I asked this question myself and the answer is yes. There isn't enough protein in Layer food for the fast growing bones of chicks, also if your bigger girls are laying and you feed the little ones medicated food, then you shouldn't eat the eggs. Someone suggest using flock raiser and give oyster shell free choice. This is what I'm about to do with my 2 flocks when I combine them (9 months old and 3 months old), which will happen as soon as I finish the last bag of feed for each.
 
Both Layer and Grower should be about 16% protein. There is no protein difference in Layer and Grower. The only significant difference is Calcium. Layer has a lot more calcium than Grower. Calcium is what will do the damage.

Actually, you'll see a product called Developer on the market. This is a 15% protein feed that is good for them from 13 weeks until they start to lay. The slightly lower protein feed slows their body growth a bit so their skeleton and internal organs can develop better relative to body growth. But you can feed 20% protein combined Starter/Grower from day 1 until they start to lay. The exact amount of protein is not that important as long as you don't go to extremes either way.

Will feeding Layer to 4 month olds hurt them? Probably not, but I'm not sure. There are plenty of studies that show that feeding Layer to chicks can seriously hurt them. Mortality rate is higher and when they look at the chicks internal organs in those studies, they find nasty growths on the liver and kidneys. Not all chicks have significant damage, but a whole lot do. Not all of it is evident without opening them up to look.

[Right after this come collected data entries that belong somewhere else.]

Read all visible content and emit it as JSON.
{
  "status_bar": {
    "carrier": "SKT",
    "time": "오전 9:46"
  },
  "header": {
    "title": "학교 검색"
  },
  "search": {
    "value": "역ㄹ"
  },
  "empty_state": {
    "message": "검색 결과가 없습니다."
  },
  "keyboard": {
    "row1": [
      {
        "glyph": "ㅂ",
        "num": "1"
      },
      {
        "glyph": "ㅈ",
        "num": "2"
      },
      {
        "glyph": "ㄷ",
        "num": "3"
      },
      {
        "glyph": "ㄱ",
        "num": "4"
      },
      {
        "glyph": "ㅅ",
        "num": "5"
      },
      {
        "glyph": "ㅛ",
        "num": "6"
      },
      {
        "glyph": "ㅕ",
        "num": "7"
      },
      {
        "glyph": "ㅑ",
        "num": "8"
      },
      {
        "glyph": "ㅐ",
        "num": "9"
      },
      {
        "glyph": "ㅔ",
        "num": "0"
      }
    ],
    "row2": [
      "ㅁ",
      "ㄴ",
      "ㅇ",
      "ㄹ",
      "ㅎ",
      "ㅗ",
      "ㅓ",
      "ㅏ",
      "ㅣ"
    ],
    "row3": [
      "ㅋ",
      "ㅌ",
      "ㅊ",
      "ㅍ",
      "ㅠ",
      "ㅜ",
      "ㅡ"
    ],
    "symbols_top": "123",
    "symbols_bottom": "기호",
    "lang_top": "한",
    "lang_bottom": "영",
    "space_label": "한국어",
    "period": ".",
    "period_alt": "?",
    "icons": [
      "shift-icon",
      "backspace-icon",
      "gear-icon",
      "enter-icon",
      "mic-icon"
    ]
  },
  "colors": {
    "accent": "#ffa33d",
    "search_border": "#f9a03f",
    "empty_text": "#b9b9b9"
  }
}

My problem is that all these studies start with one day old chicks eating Layer for all their lives. I don't know of any studies where they started the chicks on Starter or Grower, then at 6 weeks, 10 weeks, or 16 weeks switched to Layer. I don't know where the age cut-off to where the calcium in the Layer causes damage is. Also, it is not purely the percent of calcium in the feed that counts, but how much total calcium they eat in a day. If they are free ranging or eating a lot of things other than the Layer, they are not eating as much total calcium so it is not as likely to harm them.

It is not an instantaneous effect either. It won't hurt them to eat a bite or two of Layer. The damage is more long-term. It is the steady diet that counts, not a one day thing.

So I'll say it probably won't hurt them at that age for them to eat Layer, but I really don't know. I feed Grower with oyster shell on the side when I have a mixed age flock. I've also fed 20% Flock Raiser when I could not get the Grower. You really don't have to be that precise with protein.
 
Ridgerunner,

I have seen some studies on early calcium for layers. The study wanted to see if pullets 15 weeks+ would benefit from higher calcium in hopes they would store it, I in their bones, I presume, for production at 19 weeks and beyond.

The study was thorough and scientific for the layer industry. The result? There was no benefit.
The study did not seem to indicate there was much harm done, but again, they weren't really looking for that.
This was an industry sponsored study in hopes of finding that earlier calcium intake would pay dividends. It did not.